Diabetic nephropathy is the most common cause of end-stage renal disease in Korea.23 Although diabetes is reported to be frequent in RCC patients, only seven patients were diagnosed with diabetes before surgery, and just two of them showed morphologic features of diabetic nephropathy: one exhibited nodular glomerulosclerosis (class III) and the other only showed glomerulomegaly (class I). In addition, glomerulomegaly was present in two cases without a history of diabetes at the time of surgery. We suspected these two cases as having early diabetic nephropathy, as they were diagnosed with diabetes during follow-up. Nephromegaly, including glomeruli and tubules, is an early feature of diabetic nephropathy and may appear even before the clinical recognition of glucose intolerance. However, clinicopathologic correlation is necessary because glomerulomegaly may develop in obesity24 as a secondary adaptation or a congenitally low number of nephrons.25 Nephrocalcinosis was not rare in our study, but calcified lesions were not extensive and had no specific causes.
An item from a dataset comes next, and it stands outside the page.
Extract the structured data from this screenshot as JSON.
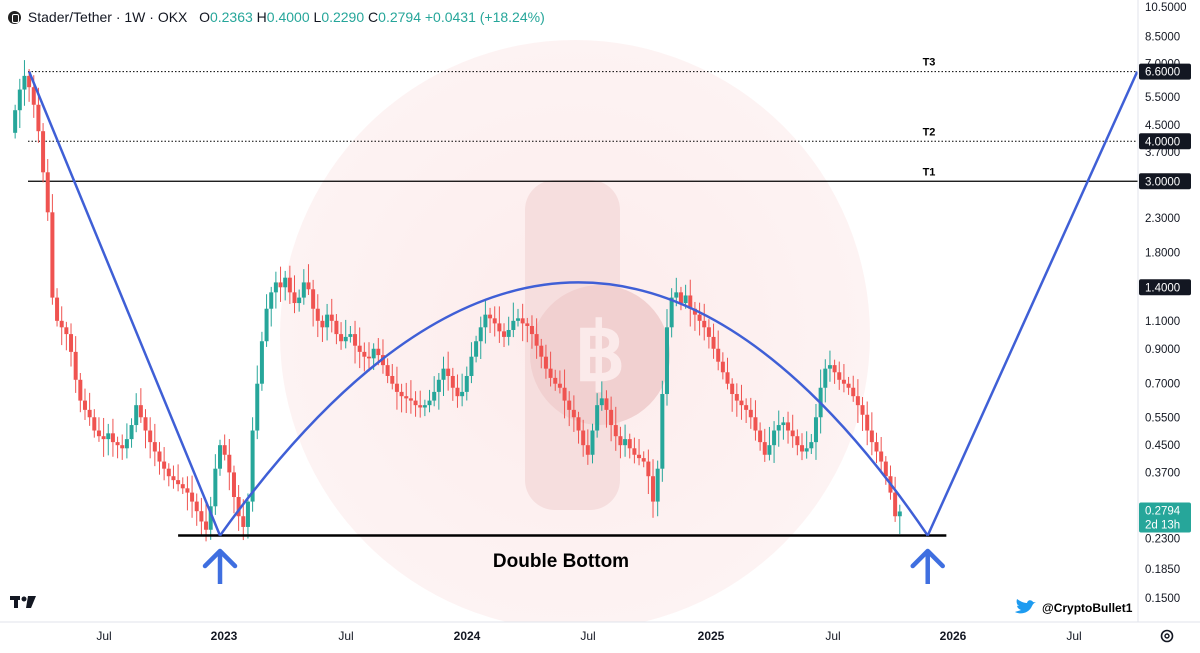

Our study has several limitations. It is a retrospective study with a relatively small number of cases. Tissue sampling was not standardized, which resulted in size variation. Clinical work-up was not complete in several cases. Another limitation is the method used to evaluate vascular wall thickness. We did not measure the thickness of arteries of all calibers. As we measured the thickness of vessels with ODs of 150 to 300 µm, we might have missed histologic changes in smaller resistance vessels. However, arteriolar hyalinosis was rare, and glomerulosclerosis was well correlated with eGFR. Finally, it is not clear whether age and gender factors are more important than histologic factors. We considered that the small sample size might have obscured the effects of glomerulosclerosis. A larger prospective study may be needed to answer this question.
In summary, non-neoplastic lesions are not rare in radical nephrectomy specimens. Non-neoplastic lesions and the percentages of glomerulosclerosis should be described in surgical pathology reports to provide additional information on post-operative renal functional decline.
Notes
No potential conflict of interest relevant to this article was reported.